Michot mentioned mayors and other officials that represent their respective areas and how they are mainly concerned with their own parts of the project. He also stated that certain political personalities come into play. He used the ongoing feud between Lafayette Mayor Joey Durel and Broussard Mayor Charles Langlinais as an example.
“If you get these two men in the same room, it’s hard to get them to agree on anything,” he said.
According to Michot, there is also competition with the group that promotes the progress of I-49 North that often hinders his efforts.
However, it seems that his coalition has a friend in Department of Transportation and Development leader Bill Fontenot.
“He has stated that the completion of I-49 South is his top priority,” said Michot.
Michot also said that people who travel from Lafayette to New Orleans who experience the congestion in Baton Rouge could see relief when the I-49 project is completed.
He then discussed the positive effect that I-49 South’s development could have on the area economy.
“This would certainly be in the best interest for the local and business leaders along I-40,” Michot said. “The oil and gas service sector and the seafood industry would see their businesses improve with the boost that this transportation would give their businesses.”
However, as Michot explained, such improvements come with a price.
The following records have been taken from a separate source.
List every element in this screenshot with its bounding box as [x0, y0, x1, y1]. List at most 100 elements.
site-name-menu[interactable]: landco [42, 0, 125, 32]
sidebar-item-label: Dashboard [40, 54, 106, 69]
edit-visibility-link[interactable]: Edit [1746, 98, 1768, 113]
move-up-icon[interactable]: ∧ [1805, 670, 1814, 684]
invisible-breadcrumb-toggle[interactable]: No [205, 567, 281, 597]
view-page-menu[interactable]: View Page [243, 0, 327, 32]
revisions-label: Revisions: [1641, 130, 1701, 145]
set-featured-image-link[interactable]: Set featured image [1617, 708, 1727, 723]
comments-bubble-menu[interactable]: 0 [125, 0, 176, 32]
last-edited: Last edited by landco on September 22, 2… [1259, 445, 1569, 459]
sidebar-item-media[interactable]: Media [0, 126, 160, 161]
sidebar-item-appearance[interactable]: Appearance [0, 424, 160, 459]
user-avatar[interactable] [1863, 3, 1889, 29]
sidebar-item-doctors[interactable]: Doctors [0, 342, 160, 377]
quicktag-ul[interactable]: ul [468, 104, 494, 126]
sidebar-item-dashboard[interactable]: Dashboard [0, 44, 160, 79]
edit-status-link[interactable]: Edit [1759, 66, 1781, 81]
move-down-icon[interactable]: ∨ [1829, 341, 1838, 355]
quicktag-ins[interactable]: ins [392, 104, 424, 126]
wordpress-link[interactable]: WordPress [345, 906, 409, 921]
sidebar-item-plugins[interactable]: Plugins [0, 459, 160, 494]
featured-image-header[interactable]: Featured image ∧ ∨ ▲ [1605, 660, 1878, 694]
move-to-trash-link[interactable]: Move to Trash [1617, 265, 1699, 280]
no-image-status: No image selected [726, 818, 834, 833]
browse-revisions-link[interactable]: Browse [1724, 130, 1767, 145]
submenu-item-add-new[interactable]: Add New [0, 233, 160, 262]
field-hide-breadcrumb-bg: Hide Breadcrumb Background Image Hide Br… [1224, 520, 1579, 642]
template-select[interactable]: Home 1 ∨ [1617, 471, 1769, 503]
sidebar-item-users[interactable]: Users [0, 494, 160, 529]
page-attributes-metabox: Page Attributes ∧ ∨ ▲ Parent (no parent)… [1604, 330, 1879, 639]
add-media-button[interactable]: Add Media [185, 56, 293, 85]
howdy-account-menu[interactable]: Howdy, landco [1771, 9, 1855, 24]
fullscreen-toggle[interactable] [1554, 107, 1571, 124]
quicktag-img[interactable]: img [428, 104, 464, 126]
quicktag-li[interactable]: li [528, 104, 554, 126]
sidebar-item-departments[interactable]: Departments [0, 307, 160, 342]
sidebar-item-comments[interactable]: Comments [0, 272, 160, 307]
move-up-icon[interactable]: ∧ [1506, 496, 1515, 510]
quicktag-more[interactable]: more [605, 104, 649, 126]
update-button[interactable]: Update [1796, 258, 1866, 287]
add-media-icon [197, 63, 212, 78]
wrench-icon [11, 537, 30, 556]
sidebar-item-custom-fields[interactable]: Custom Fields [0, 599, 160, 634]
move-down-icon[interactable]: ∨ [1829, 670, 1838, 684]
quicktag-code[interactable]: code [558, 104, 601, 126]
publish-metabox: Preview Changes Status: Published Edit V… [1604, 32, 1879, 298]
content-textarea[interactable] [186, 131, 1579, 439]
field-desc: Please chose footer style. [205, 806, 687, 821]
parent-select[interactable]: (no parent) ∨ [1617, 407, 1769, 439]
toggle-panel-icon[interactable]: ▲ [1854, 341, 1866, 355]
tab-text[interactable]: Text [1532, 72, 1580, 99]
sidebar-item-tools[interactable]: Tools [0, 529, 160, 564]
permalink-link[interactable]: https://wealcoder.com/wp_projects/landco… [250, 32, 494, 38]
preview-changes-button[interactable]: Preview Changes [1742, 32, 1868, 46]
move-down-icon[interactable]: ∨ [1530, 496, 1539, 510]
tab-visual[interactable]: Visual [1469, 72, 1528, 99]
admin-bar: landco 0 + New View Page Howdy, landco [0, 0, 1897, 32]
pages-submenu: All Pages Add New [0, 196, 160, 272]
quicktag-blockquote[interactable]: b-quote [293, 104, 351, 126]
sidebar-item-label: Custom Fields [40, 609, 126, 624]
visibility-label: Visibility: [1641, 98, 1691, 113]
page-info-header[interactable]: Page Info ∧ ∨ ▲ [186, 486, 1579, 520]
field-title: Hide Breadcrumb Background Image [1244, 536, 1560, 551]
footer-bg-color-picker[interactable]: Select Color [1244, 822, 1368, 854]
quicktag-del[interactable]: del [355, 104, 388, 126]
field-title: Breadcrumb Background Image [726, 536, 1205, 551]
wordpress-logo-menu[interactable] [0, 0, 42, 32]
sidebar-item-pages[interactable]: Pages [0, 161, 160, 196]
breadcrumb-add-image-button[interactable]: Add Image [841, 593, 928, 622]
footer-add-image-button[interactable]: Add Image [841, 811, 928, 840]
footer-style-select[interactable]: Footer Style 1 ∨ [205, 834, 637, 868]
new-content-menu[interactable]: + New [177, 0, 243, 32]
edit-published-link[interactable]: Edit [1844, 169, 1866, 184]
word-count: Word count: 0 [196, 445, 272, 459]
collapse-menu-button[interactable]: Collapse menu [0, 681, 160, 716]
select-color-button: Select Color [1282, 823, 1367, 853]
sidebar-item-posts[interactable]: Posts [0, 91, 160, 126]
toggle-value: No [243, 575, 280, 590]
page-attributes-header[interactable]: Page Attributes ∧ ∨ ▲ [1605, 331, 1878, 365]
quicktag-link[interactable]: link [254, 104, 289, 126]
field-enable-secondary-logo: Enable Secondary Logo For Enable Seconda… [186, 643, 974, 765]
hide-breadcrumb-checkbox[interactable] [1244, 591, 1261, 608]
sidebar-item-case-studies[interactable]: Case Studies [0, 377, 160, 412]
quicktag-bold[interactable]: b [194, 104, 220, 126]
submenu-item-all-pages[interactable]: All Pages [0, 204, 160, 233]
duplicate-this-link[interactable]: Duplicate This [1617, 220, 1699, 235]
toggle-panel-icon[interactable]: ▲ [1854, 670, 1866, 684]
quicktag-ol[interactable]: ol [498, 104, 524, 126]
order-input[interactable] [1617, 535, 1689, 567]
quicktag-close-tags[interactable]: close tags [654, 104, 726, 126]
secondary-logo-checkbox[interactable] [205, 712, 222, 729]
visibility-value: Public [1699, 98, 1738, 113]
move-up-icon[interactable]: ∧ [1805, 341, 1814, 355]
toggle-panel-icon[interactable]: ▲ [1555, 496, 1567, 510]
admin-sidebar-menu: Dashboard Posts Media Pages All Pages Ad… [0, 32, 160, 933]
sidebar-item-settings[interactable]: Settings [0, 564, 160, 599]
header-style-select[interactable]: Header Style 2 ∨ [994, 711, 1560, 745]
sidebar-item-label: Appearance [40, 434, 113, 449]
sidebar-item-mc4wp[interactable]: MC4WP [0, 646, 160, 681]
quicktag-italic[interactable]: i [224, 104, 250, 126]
“These people need to pay their dues to keep this project going,” he said. “The funding that goes to our project through gasoline taxes and the possibility of installing toll booths would go a long way to seeing this project completed. I want to see this issue kept on the front burner.
“People who are going to use this road for their benefit should be willing to pay a toll,” he added. “The businesses should be involved if they want an expressway through Lafayette. This is an issue that needs to be brought to the attention of every area political campaign and it affects the entire region. We will have a new governor in two years and who knows what that may bring.”